### Regressões Multiplas

Exemplo (1) Modelando uma regressão multipla para entender como diferentes variáveis afetam os preços de casas nos EUA.

Features:
- **price** - The last price the house was sold for
- **num_bed** - The number of bedrooms
- **num_bath** - The number of bathrooms (fractions mean the house has a toilet-only or shower/bathtub-only bathroom)
- **size_house** (includes basement) - The size of the house
- **size_lot** - The size of the lot
- **num_floors** - The number of floors
- **is_waterfront** - Whether or not the house is a waterfront house (0 means it is not a waterfront house whereas 1 means that it is a waterfront house)
- **condition** - How worn out the house is.

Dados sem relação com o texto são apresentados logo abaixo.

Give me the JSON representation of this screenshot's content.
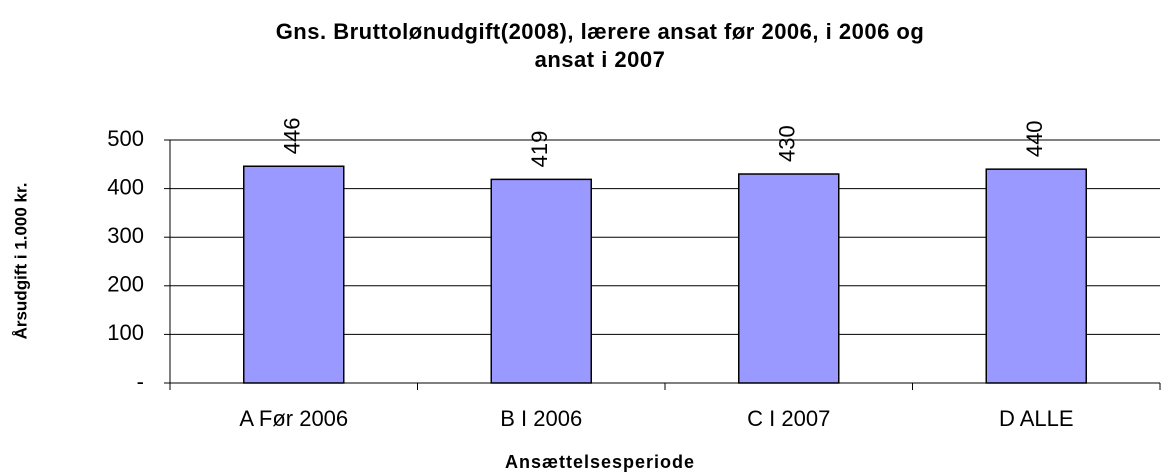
{
  "chart_data": {
    "type": "bar",
    "title": "Gns. Bruttolønudgift(2008), lærere ansat før 2006, i 2006 og ansat i 2007",
    "x_label": "Ansættelsesperiode",
    "y_label": "Årsudgift i 1.000 kr.",
    "categories": [
      "A Før 2006",
      "B I 2006",
      "C I 2007",
      "D ALLE"
    ],
    "values": [
      446,
      419,
      430,
      440
    ],
    "color": "#9999ff",
    "ylim": [
      0,
      500
    ],
    "yticks": [
      {
        "value": 0,
        "label": "-"
      },
      100,
      200,
      300,
      400,
      500
    ],
    "grid": true
  }
}
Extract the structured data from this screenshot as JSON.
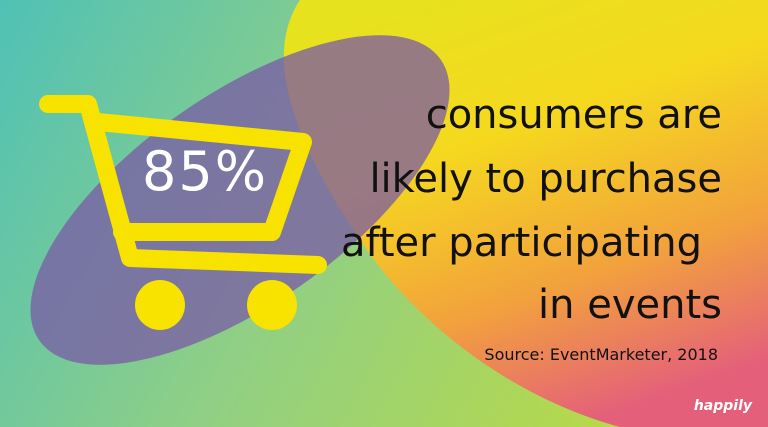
{
  "stat": "85%",
  "statement": [
    "consumers are",
    "likely to purchase",
    "after participating",
    "in events"
  ],
  "source": "Source: EventMarketer, 2018",
  "brand": "happily"
}
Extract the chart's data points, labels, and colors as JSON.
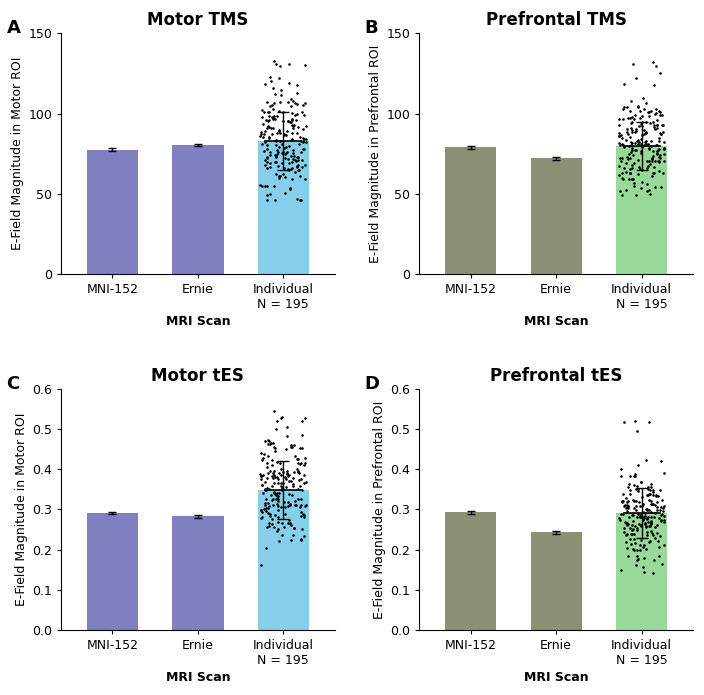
{
  "panels": [
    {
      "label": "A",
      "title": "Motor TMS",
      "ylabel": "E-Field Magnitude in Motor ROI",
      "xlabel": "MRI Scan",
      "ylim": [
        0,
        150
      ],
      "yticks": [
        0,
        50,
        100,
        150
      ],
      "bar_values": [
        77.5,
        80.5,
        83.0
      ],
      "bar_errors": [
        1.0,
        0.8,
        1.0
      ],
      "bar_colors": [
        "#8080C0",
        "#8080C0",
        "#87CEEB"
      ],
      "individual_mean": 83.0,
      "individual_std": 18.0,
      "individual_min": 46.0,
      "individual_max": 130.0,
      "outlier_max": 133.0,
      "n_points": 195
    },
    {
      "label": "B",
      "title": "Prefrontal TMS",
      "ylabel": "E-Field Magnitude in Prefrontal ROI",
      "xlabel": "MRI Scan",
      "ylim": [
        0,
        150
      ],
      "yticks": [
        0,
        50,
        100,
        150
      ],
      "bar_values": [
        79.0,
        72.0,
        79.5
      ],
      "bar_errors": [
        0.8,
        0.7,
        0.9
      ],
      "bar_colors": [
        "#8B9175",
        "#8B9175",
        "#98D898"
      ],
      "individual_mean": 79.5,
      "individual_std": 15.0,
      "individual_min": 44.0,
      "individual_max": 122.0,
      "outlier_max": 132.0,
      "n_points": 195
    },
    {
      "label": "C",
      "title": "Motor tES",
      "ylabel": "E-Field Magnitude in Motor ROI",
      "xlabel": "MRI Scan",
      "ylim": [
        0,
        0.6
      ],
      "yticks": [
        0.0,
        0.1,
        0.2,
        0.3,
        0.4,
        0.5,
        0.6
      ],
      "bar_values": [
        0.291,
        0.283,
        0.348
      ],
      "bar_errors": [
        0.003,
        0.003,
        0.005
      ],
      "bar_colors": [
        "#8080C0",
        "#8080C0",
        "#87CEEB"
      ],
      "individual_mean": 0.348,
      "individual_std": 0.072,
      "individual_min": 0.155,
      "individual_max": 0.52,
      "outlier_max": 0.565,
      "n_points": 195
    },
    {
      "label": "D",
      "title": "Prefrontal tES",
      "ylabel": "E-Field Magnitude in Prefrontal ROI",
      "xlabel": "MRI Scan",
      "ylim": [
        0,
        0.6
      ],
      "yticks": [
        0.0,
        0.1,
        0.2,
        0.3,
        0.4,
        0.5,
        0.6
      ],
      "bar_values": [
        0.293,
        0.243,
        0.292
      ],
      "bar_errors": [
        0.004,
        0.003,
        0.005
      ],
      "bar_colors": [
        "#8B9175",
        "#8B9175",
        "#98D898"
      ],
      "individual_mean": 0.292,
      "individual_std": 0.062,
      "individual_min": 0.13,
      "individual_max": 0.47,
      "outlier_max": 0.52,
      "n_points": 195
    }
  ],
  "categories": [
    "MNI-152",
    "Ernie",
    "Individual\nN = 195"
  ],
  "bar_width": 0.6,
  "background_color": "#ffffff",
  "title_fontsize": 12,
  "tick_fontsize": 9,
  "axis_label_fontsize": 9
}
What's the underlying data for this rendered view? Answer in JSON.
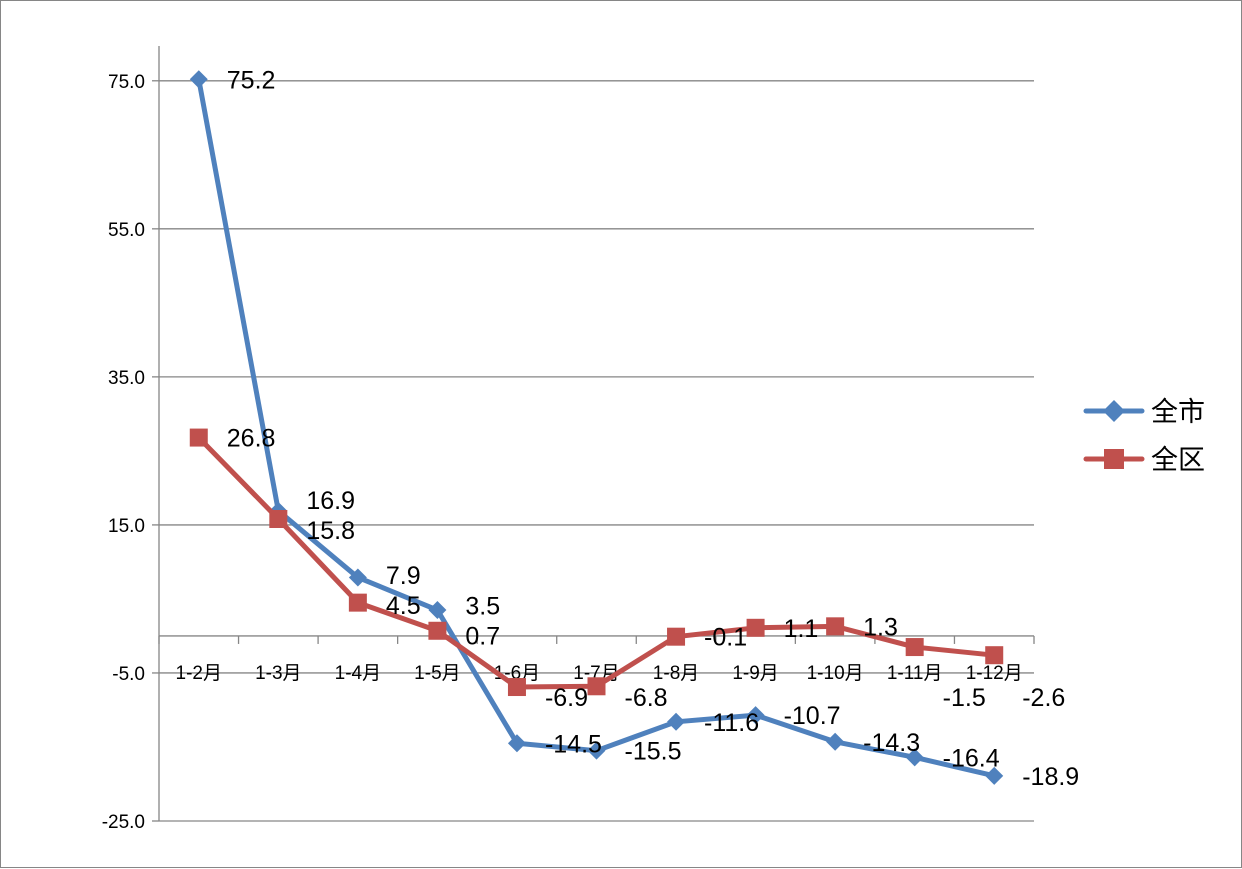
{
  "chart_data": {
    "type": "line",
    "title": "",
    "xlabel": "",
    "ylabel": "",
    "categories": [
      "1-2月",
      "1-3月",
      "1-4月",
      "1-5月",
      "1-6月",
      "1-7月",
      "1-8月",
      "1-9月",
      "1-10月",
      "1-11月",
      "1-12月"
    ],
    "series": [
      {
        "name": "全市",
        "color": "#4F81BD",
        "marker": "diamond",
        "values": [
          75.2,
          16.9,
          7.9,
          3.5,
          -14.5,
          -15.5,
          -11.6,
          -10.7,
          -14.3,
          -16.4,
          -18.9
        ],
        "labels": [
          "75.2",
          "16.9",
          "7.9",
          "3.5",
          "-14.5",
          "-15.5",
          "-11.6",
          "-10.7",
          "-14.3",
          "-16.4",
          "-18.9"
        ]
      },
      {
        "name": "全区",
        "color": "#C0504D",
        "marker": "square",
        "values": [
          26.8,
          15.8,
          4.5,
          0.7,
          -6.9,
          -6.8,
          -0.1,
          1.1,
          1.3,
          -1.5,
          -2.6
        ],
        "labels": [
          "26.8",
          "15.8",
          "4.5",
          "0.7",
          "-6.9",
          "-6.8",
          "-0.1",
          "1.1",
          "1.3",
          "-1.5",
          "-2.6"
        ]
      }
    ],
    "yticks": [
      "75.0",
      "55.0",
      "35.0",
      "15.0",
      "-5.0",
      "-25.0"
    ],
    "ytick_values": [
      75,
      55,
      35,
      15,
      -5,
      -25
    ],
    "ylim": [
      -25,
      79.7
    ],
    "grid": true,
    "legend_position": "right"
  }
}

Ranges from 1 (needs repairs all over the place) to 5 (the house is very well maintained)
- **size_basement** - The size of the basement
- **year_built** - The year the house was built
- **renovation_date** - The year the house was renovated for the last time. 0 means the house has never been renovated
- **zip** - The zip code
- **latitude** - Latitude
- **longitude** - Longitude
- **avg_size_neighbor_houses** - The average house size of the neighbors
- **avg_size_neighbor_lot** - The average lot size of the neighbors

In [2]:
import pandas as pd
import numpy as np
import statsmodels.formula.api as smf
import matplotlib.pyplot as plt
import seaborn as sns
from scipy import stats
from sklearn import linear_model
from sklearn.metrics import mean_squared_error, r2_score

import warnings
warnings.filterwarnings("ignore")

%matplotlib inline
%config InlineBackend.figure_formats=['svg']

In [None]:
df = pd.read_csv('house_sales.csv')

In [None]:
df.describe()

In [None]:
corrmat = df[['price','size_house','num_bath','size_house','size_lot','num_floors','is_waterfront','year_built','latitude','longitude','avg_size_neighbor_houses','avg_size_neighbor_lot']].corr()
cols = corrmat.nlargest(10, 'price')['price'].index
cm = np.corrcoef(df[cols].values.T)
sns.set(font_scale=1.15)
f, ax = plt.subplots(figsize=(12, 9))
hm = sns.heatmap(cm, cbar=True, annot=True, square=True, fmt='.2f', annot_kws={'size': 10}, yticklabels=cols.values, xticklabels=cols.values)

In [None]:
from IPython.display import Image
Image(filename=r'img\houses_tableau.jpg')

In [None]:
function1 = '''
price ~ 
 + size_house
 + num_bath
 + size_house
 + size_lot
 + num_floors
 + is_waterfront
 + year_built
 + latitude
 + longitude
 + avg_size_neighbor_houses
 + avg_size_neighbor_lot
'''

model1 = smf.ols(function1, df).fit()
print(model1.summary2())